2. The method for assessing the carbon sequestration potential for ecological restoration in open-pit mines according to claim 1, characterized in that, The basic data for the mining area includes: multi-source remote sensing data of land cover, environmental factor data, and species distribution data; Based on the multi-source remote sensing data of land cover, vegetation index, bare land index and surface temperature index are calculated, and the vegetation index, bare land index and surface temperature index are reconstructed and smoothed in time series to generate a multi-dimensional remote sensing data cube that covers the mining area and is in time series continuous. Multidimensional environmental factors are extracted from the environmental factor data and integrated into a unified environmental factor database; the multidimensional environmental factors include topographic factors, soil factors, climate factors, and land use types; Known distribution points of species are extracted from the species distribution data, and data preprocessing is performed on the known distribution points of species to unify coordinates and clean the data, generating a species distribution sample database for suitability modeling. The known distribution points of species include known distribution points of tree species, known distribution points of shrub species, and known distribution points of grass species.

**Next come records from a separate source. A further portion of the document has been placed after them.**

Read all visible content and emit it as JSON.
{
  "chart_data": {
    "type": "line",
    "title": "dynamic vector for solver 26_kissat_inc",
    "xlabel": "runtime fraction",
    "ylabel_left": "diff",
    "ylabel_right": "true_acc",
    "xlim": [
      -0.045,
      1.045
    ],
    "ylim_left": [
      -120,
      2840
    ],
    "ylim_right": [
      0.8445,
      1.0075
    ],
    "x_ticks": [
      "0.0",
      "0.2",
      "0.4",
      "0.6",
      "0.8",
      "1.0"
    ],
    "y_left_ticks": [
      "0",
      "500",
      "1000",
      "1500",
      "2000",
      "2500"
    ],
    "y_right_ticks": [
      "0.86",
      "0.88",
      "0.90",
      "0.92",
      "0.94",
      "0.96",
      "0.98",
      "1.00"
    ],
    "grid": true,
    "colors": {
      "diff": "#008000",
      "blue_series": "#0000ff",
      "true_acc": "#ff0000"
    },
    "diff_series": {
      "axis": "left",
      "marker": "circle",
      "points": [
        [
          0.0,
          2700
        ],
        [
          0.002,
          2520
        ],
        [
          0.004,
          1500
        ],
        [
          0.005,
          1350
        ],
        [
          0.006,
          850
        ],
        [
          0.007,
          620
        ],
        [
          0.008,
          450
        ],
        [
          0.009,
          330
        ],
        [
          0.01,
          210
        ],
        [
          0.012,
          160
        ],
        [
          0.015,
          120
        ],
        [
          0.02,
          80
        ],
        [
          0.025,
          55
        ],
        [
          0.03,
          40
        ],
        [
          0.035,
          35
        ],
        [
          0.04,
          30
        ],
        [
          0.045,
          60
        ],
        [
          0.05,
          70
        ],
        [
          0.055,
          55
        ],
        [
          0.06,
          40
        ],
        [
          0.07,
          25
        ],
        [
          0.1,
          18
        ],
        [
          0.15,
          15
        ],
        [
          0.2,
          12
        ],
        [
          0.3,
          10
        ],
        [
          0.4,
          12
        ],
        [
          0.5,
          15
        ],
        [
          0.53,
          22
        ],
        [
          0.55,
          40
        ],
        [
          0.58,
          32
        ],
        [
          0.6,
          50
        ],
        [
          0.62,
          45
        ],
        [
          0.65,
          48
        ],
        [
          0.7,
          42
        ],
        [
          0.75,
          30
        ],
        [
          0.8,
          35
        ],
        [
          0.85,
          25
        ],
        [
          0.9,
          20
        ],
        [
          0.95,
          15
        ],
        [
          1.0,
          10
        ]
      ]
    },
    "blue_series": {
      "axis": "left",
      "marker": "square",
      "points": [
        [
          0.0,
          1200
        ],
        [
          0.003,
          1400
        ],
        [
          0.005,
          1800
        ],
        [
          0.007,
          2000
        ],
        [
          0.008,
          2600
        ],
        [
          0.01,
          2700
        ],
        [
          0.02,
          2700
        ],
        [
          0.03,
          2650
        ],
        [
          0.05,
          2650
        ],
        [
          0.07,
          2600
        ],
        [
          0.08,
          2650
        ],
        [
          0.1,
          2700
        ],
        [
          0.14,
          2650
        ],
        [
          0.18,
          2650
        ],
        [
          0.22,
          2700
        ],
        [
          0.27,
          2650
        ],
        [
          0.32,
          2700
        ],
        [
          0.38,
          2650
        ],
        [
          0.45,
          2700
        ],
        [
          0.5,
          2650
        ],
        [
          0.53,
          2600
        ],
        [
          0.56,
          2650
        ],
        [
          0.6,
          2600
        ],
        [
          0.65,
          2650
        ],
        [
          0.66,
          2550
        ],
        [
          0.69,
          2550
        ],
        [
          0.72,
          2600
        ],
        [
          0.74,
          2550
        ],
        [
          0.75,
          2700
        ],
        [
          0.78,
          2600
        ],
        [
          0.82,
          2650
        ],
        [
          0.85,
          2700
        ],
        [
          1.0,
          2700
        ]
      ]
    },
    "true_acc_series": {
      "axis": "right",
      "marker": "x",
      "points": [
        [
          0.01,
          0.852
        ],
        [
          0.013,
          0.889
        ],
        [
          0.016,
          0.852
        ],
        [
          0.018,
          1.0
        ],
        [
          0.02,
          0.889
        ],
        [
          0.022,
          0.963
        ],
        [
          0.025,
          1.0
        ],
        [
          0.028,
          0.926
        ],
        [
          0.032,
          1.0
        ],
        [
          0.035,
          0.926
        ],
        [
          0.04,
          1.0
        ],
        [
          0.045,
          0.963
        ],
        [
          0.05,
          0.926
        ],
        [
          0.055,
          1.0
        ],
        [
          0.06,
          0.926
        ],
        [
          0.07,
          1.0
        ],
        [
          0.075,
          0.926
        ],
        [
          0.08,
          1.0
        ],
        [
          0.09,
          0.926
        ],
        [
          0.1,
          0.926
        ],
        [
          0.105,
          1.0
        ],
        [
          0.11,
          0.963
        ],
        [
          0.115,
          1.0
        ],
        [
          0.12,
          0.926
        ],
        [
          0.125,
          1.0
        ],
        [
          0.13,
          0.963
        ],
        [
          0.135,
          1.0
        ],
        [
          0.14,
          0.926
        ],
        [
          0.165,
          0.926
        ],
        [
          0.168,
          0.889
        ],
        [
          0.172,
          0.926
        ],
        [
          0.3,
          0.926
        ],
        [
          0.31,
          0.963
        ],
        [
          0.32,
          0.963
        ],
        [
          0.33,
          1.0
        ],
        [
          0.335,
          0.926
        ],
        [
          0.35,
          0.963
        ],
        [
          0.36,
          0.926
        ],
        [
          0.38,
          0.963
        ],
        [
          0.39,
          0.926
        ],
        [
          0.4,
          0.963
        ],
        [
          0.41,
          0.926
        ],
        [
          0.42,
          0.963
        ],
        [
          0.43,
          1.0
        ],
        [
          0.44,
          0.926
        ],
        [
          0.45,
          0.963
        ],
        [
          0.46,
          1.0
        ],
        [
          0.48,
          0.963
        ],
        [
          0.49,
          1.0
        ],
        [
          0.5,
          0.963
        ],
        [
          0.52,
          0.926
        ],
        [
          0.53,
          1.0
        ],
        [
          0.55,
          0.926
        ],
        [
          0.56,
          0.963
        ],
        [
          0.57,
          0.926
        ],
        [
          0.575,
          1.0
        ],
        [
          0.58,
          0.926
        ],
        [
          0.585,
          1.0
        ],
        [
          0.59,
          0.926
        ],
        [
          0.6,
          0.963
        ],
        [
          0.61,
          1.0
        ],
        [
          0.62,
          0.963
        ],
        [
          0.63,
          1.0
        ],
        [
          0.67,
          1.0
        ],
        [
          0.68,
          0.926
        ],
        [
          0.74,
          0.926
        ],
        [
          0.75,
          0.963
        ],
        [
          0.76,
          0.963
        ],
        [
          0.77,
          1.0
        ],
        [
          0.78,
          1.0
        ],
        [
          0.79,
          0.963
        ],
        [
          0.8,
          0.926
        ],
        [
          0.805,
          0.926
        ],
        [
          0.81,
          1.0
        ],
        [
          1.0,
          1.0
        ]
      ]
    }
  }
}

3. The method for assessing the carbon sequestration potential for ecological restoration in open-pit mines according to claim 2, characterized in that, The basic data for the mining area also includes: mining area archives; Before generating the closure spatiotemporal distribution database based on the multidimensional remote sensing data cube, the method further includes: The boundary coordinates of the mining area are extracted from the mining area archives and imported into the geographic information system to generate a sample dataset of the mining area. Multiple mining area vector boundary layer datasets are collected from a preset cloud processing platform and then fused to form an initial mining area boundary. Based on the multi-source remote sensing data and environmental factor data, a multi-dimensional feature space is constructed to characterize the disturbance features of the mining area. Using a sample dataset of the mining area and a multidimensional feature space as input data, a deep learning algorithm is used to spatially correct the initial mining area boundary, forming a corrected mining area boundary.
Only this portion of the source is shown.